Bernardo Daddi (circa 1290-1348) was an Italian painter. Florentine in style, Daddi worked in Giotto’s workshop together with those who influenced his more mature style in later years of life (like for example Taddeo and Agnolo Gaddi, and Giovanni da Milano).
The painters who worked in Florence from the period of Giotto until the Renaissance are characterized by a more refined and efficient style that is neither late-Gothic style, nor Proto-Renaissance. Art criticism has always been rather hard on these painters. Nonetheless, Daddi’s work was very well liked at the time, and he was able to obtain important commissions, both from institutions and from private art lovers and collectors. In this way, he became one of the wealthiest and most renowned Florentine painters at the time. He died in 1348, probably from the plague.

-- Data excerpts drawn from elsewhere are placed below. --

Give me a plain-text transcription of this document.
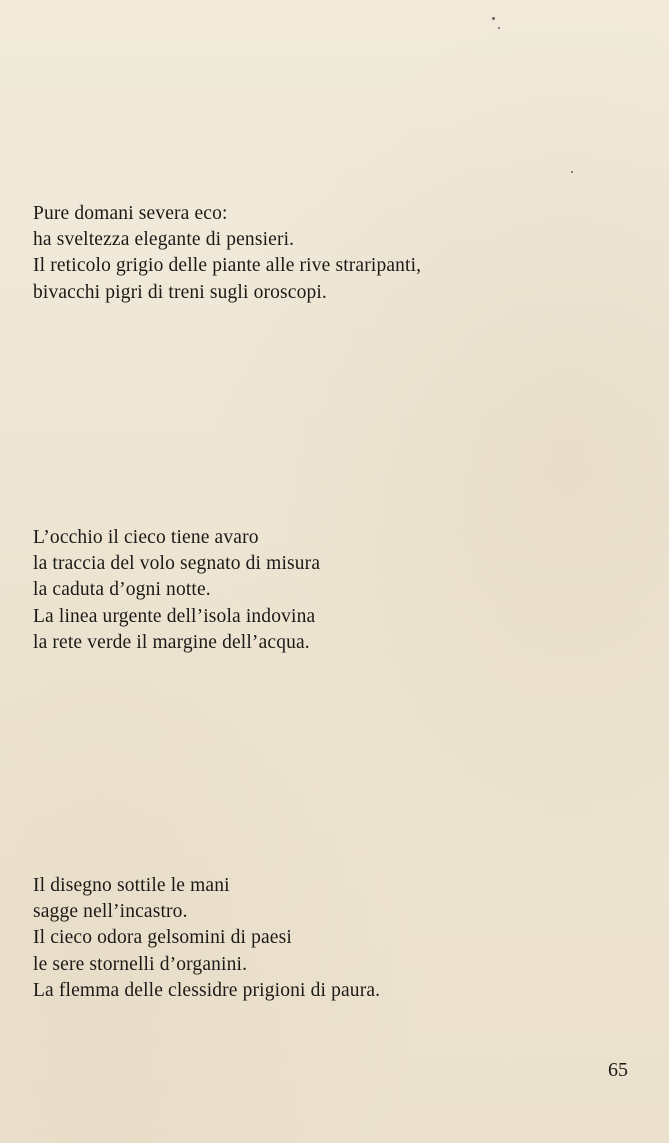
Pure domani severa eco:
ha sveltezza elegante di pensieri.
Il reticolo grigio delle piante alle rive straripanti,
bivacchi pigri di treni sugli oroscopi.
L’occhio il cieco tiene avaro
la traccia del volo segnato di misura
la caduta d’ogni notte.
La linea urgente dell’isola indovina
la rete verde il margine dell’acqua.
Il disegno sottile le mani
sagge nell’incastro.
Il cieco odora gelsomini di paesi
le sere stornelli d’organini.
La flemma delle clessidre prigioni di paura.
65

Daddi's first work was the Ognissanti Triptych in 1330, today housed at the Uffizi. He painted a fresco in the Capella Pulci in Florence’s Santa Croce (which was later renamed the Cappella Berarldi, and then the Cappella Bardi di Liberta’). Here, he painted the Stories of St. Lawrence in circa 1330. Regarding the grotesque stylistic elements used at the time, Daddi’s art is much more refined, similar to the more aristocratic (and much more well liked by Florence’s upper-bourgeoisie) Sienese style. His accurate and more complex use of color and form are features that will be increasingly evident in his later work. Among his other masterworks, there is: a small altarpiece from 1333, conserved at the Bargello museum, the predellas in Santo Stefano, a “San Domenico”, and a Polyptych from the Prato cathedral. Finally, the Madonna with Child, today conserved in Orsanmichele, was most likely his last work.